Bodø/Glimt odniosło sukces, mimo że od 55. minuty grało bez wyrzucone z boiska Määtta. Trzeciego gola gospodarze zdobyli grając już w dziesiątkę. Chociaż w końcówce deficyt w swoim debiucie dla Smoków zmniejszył Deniz Gul, goście nie zdołali wyrównać. Porto straciło aż trzy gole, tyle samo co w sześciu dotychczasowych meczach ligowych.

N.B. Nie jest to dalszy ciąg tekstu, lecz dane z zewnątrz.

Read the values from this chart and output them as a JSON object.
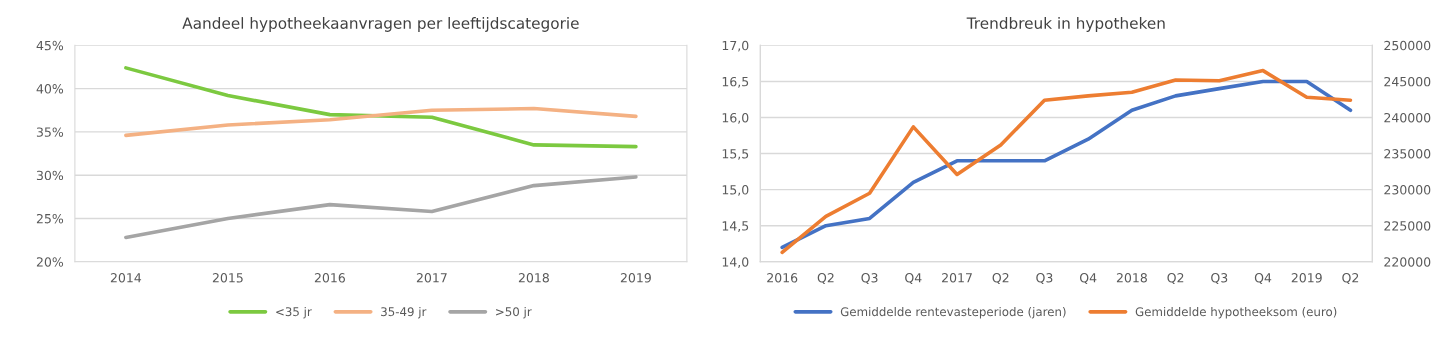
{
  "chart_data": [
    {
      "type": "line",
      "title": "Aandeel hypotheekaanvragen per leeftijdscategorie",
      "categories": [
        "2014",
        "2015",
        "2016",
        "2017",
        "2018",
        "2019"
      ],
      "series": [
        {
          "name": "<35 jr",
          "color": "#7cc940",
          "values": [
            42.4,
            39.2,
            37.0,
            36.7,
            33.5,
            33.3
          ]
        },
        {
          "name": "35-49 jr",
          "color": "#f4b183",
          "values": [
            34.6,
            35.8,
            36.4,
            37.5,
            37.7,
            36.8
          ]
        },
        {
          "name": ">50 jr",
          "color": "#a5a5a5",
          "values": [
            22.8,
            25.0,
            26.6,
            25.8,
            28.8,
            29.8
          ]
        }
      ],
      "ylim": [
        20,
        45
      ],
      "yticks": [
        {
          "value": 20,
          "label": "20%"
        },
        {
          "value": 25,
          "label": "25%"
        },
        {
          "value": 30,
          "label": "30%"
        },
        {
          "value": 35,
          "label": "35%"
        },
        {
          "value": 40,
          "label": "40%"
        },
        {
          "value": 45,
          "label": "45%"
        }
      ],
      "grid": "y",
      "legend": "bottom",
      "marker": "none",
      "line_style": "solid"
    },
    {
      "type": "line",
      "title": "Trendbreuk in hypotheken",
      "categories": [
        "2016",
        "Q2",
        "Q3",
        "Q4",
        "2017",
        "Q2",
        "Q3",
        "Q4",
        "2018",
        "Q2",
        "Q3",
        "Q4",
        "2019",
        "Q2"
      ],
      "series": [
        {
          "name": "Gemiddelde rentevasteperiode (jaren)",
          "color": "#4472c4",
          "values": [
            14.2,
            14.5,
            14.6,
            15.1,
            15.4,
            15.4,
            15.4,
            15.7,
            16.1,
            16.3,
            16.4,
            16.5,
            16.5,
            16.1
          ]
        },
        {
          "name": "Gemiddelde hypotheeksom (euro)",
          "color": "#ed7d31",
          "axis": "y2",
          "values": [
            221300,
            226300,
            229500,
            238700,
            232100,
            236200,
            242400,
            243000,
            243500,
            245200,
            245100,
            246500,
            242800,
            242400
          ]
        }
      ],
      "ylim": [
        14.0,
        17.0
      ],
      "yticks": [
        {
          "value": 14.0,
          "label": "14,0"
        },
        {
          "value": 14.5,
          "label": "14,5"
        },
        {
          "value": 15.0,
          "label": "15,0"
        },
        {
          "value": 15.5,
          "label": "15,5"
        },
        {
          "value": 16.0,
          "label": "16,0"
        },
        {
          "value": 16.5,
          "label": "16,5"
        },
        {
          "value": 17.0,
          "label": "17,0"
        }
      ],
      "y2lim": [
        220000,
        250000
      ],
      "y2ticks": [
        220000,
        225000,
        230000,
        235000,
        240000,
        245000,
        250000
      ],
      "grid": "y",
      "legend": "bottom",
      "marker": "none",
      "line_style": "solid"
    }
  ]
}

Ludogorets - Slavia Praga 0:2
Zespół z Pragi rozpoczął rozgrywki Ligi Europy zgodnie z oczekiwaniami i wywiózł z Bułgarii trzy punkty. Pierwszym golem w sezonie wynik otworzył młody Matěj Jurásek, a następnie do siatki trafił Mojmír Chytil. Całe spotkanie w barwach gospodarzy rozegrał Jakub Piotrowski, który pełnił funkcję kapitana drużyny.

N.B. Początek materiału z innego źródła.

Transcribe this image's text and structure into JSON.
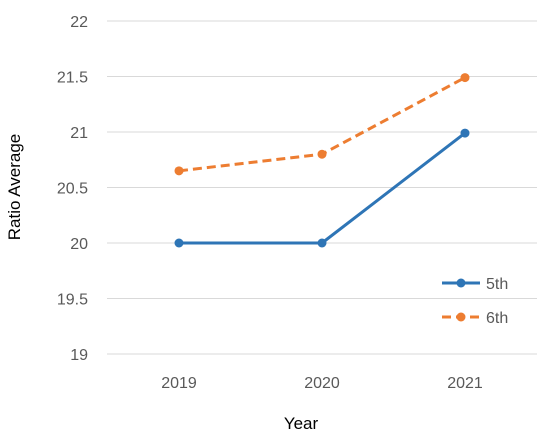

Manchester United - Twente 1:1
Trener Ten Hag nie chciał niczego lekceważyć i dał zaufanie kluczowym zawodnikom w wyjściowym składzie. Mimo że drużyna gospodarzy miała większe posiadanie piłki, a liczba strzałów była po ich stronie, nie udało im się wygrać. Christian Eriksen wyprowadził Manchester United na prowadzenie swoim trzecim golem w ostatnich trzech meczach.
Był to również jego pierwszy gol w europejskich pucharach od sezonu 2019/20. Twente zdołało jednak wyrównać za sprawą Sama Lammersa, który trafił do siatki po raz drugi z rzędu. Gospodarze przycisnęli swoich przeciwników pod koniec starcia i stworzyli kilka szans. Najbliższej pokonania bramkarza w trzeciej minucie doliczonego czasu gry był Harry Maguire, ale jego strzał głową został zatrzymany przez Unnerstalla.
Był to szczególny mecz dla trenera gospodarzy Erika ten Haga, który w swojej karierze grał dla Twente i zdobył z nimi Puchar Holandii w sezonie 2000/01.